Она испугалась. Видок у меня был, наверно, дикий.
— Костя! Что с тобой?
— Ничего. Поцелуй скорей, обними!
Упрашивать ее долго не надо, мою Таньку, соображает мгновенно. Она выпустила из руки «дипломат», прильнула ко мне, закрыла мне рот своими губами… минута прошла или две, и я медленно стал очухиваться, расслабляться, пока совсем не опомнился — и глубоко вздохнул, словно вынырнул с большой глубины.
Татьяна вопросительно и тревожно на меня смотрела: что случилось? Я пристыженно пробормотал: ерунда, мол, заснул и развязал во сне мировой пожар… ненавижу спать днем, всегда кончается фантасмагориями.
— Ты не заболел, Костя? У тебя, по-моему, жар. — Она прикоснулась ладонью к моему лбу.
Я вдруг схватил ее руку и заговорил со страшной нежностью — как будто даже не я, а кто-то другой вместо меня, и не моими, а чужими словами:
— Милая Танька! Что бы я делал без тебя! Спасибо тебе. — И поцеловал ее руку, как целуют руки добрых старух.

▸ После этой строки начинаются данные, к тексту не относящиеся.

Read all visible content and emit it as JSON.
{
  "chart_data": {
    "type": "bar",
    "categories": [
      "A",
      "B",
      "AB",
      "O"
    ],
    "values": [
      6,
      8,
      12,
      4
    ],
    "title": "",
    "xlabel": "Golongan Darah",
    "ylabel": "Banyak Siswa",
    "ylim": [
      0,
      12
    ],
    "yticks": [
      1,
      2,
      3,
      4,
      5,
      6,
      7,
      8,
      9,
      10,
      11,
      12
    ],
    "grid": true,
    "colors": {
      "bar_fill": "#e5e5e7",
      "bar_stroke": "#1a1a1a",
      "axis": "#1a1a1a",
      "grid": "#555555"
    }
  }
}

Она обомлела, застыла с открытым ртом. Ее можно понять. Я же терпеть не могу сентиментальности, всем известно, и если иной раз она очень уж расчувствуется и начнет шептать, как в бреду: «Милый… любимый… единственный…» и так далее, то для меня это настоящая пытка. А еще хуже, когда из меня вытягивают, как клещами, любовные признания. Настоящим мастером, садисткой настоящей была Шемякина. Едва мы оставались вдвоем, как она начинала ныть: «Скажи, что любишь! Ну, скажи, что любишь!» — хотя козе было ясно, что я просто убиваю время с ней. Иногда, чтобы отвязаться, я говорил: «да, да, да!», и если было темно, то корчил при этом дикие рожи, и она счастливо ахала, но через минуту опять начинала свое: «Правда, любишь? Скажи!» — и добилась наконец, что я стал избегать ее как зачумленную. Впрочем, мы все равно бы расстались, это тоже козе ясно. Ведь не я ее выбрал, а она, Шемякина, меня, едва я появился в институте — приезжий, неприкаянный новичок. А у нее душа добрая, недаром все зовут «мать Шемякина». («Мать Шемякина, дай конспект!» «Мать Шемякина, займи трояк до стипы!» Или просто: «Эй, мать! В столовку идешь?») Ну, пристала ко мне как банный лист, готова «дипломат» за мной таскать, шагу не сделаешь, чтобы не наткнуться на нее и ее завороженный взгляд. «В чем дело, мать Шемякина, в чем дело?» А в ответ влюбленный взгляд и прерывистое дыхание. Жуть просто, блин-компот!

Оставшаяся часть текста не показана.